Younis Nasser, 22, graduated from a Houthi training course in Sanaa, which teaches both military training and extremist Houthi ideology. Before the American airstrikes on Yemen, he had no interest in joining in the Houthis, but his mindset changed after he repeatedly heard the explosions caused by U.S. airstrikes. "The American warplanes came to bomb and kill us out of the blue," he said. "We cannot condone such an injustice. What has happened has woken us up and convinced us to oppose any American agenda in Yemen."
In February, Human Rights Watch reported that the Houthis had recruited more than 70,000 new fighters in recent months in different provinces across northern Yemen, including child soldiers as young as 13, which is a war crime. "The Houthis are exploiting the Palestinian cause to recruit more children for their domestic fight in Yemen," said Niku Jafarnia, Yemen and Bahrain researcher at Human Rights Watch. "The Houthis should be investing resources into providing the basic needs of children in their territories like good education, food, and water, rather than replacing their childhood with conflict."

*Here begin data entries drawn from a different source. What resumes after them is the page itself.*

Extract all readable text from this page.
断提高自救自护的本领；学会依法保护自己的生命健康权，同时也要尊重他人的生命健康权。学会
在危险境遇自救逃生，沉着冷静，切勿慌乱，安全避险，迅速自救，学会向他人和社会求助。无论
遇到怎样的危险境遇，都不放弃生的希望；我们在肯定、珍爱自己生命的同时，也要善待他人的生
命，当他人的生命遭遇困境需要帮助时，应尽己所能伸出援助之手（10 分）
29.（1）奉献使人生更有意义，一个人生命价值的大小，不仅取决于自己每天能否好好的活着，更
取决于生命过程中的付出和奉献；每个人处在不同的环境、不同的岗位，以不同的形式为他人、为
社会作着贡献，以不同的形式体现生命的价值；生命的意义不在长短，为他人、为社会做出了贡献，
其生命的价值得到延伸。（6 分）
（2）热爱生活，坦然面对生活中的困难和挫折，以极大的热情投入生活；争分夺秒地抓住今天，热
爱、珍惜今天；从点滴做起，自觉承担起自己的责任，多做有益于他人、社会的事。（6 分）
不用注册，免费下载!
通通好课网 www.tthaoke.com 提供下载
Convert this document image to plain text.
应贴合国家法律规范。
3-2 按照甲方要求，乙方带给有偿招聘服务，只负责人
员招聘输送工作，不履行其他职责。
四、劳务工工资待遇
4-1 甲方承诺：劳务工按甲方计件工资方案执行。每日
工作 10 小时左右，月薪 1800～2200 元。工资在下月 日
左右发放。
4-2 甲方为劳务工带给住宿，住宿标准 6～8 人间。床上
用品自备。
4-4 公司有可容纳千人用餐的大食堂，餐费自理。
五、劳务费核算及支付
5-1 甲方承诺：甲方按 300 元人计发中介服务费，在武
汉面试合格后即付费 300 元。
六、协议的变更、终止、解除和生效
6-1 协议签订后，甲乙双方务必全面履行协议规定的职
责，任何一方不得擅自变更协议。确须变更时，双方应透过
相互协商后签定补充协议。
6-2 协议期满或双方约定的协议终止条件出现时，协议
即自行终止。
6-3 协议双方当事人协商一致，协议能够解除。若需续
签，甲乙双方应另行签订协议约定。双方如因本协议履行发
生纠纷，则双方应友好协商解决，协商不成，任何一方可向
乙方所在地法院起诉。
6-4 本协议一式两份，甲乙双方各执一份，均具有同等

"I fear that the tide of violence will rise as long as the Houthi naval attacks continue. The Yemeni people will pay the price."
- Fawaz Ahmed, a 35-year-old resident in Aden
While anti-American sentiment is high in northern Yemen, where the Houthis dominate, it appears much lower in southern Yemen, which is under the control of a patchwork of groups, including the remnants of Yemen's internationally recognized government and various Yemeni militias, including southern separatists backed by the United Arab Emirates.
Fawaz Ahmed, a 35-year-old resident in Aden, said the American airstrikes were a "natural response" to the Houthi attacks on shipping lanes off Yemen's coast. Ahmed is not in favor of the American military operations in Yemen, and he isn't surprised by them, either. "It is not logical that the Americans would maintain their silence" amid the repeated Houthi missile and drone strikes on ships in the Red Sea and the Gulf of Aden, he said. "I fear that the tide of violence will rise as long as the Houthi naval attacks continue."
What he called the Houthis' "reckless behavior" has and will bring more suffering to Yemen, as the American airstrikes have shown. "The Yemeni people will pay the price," he said.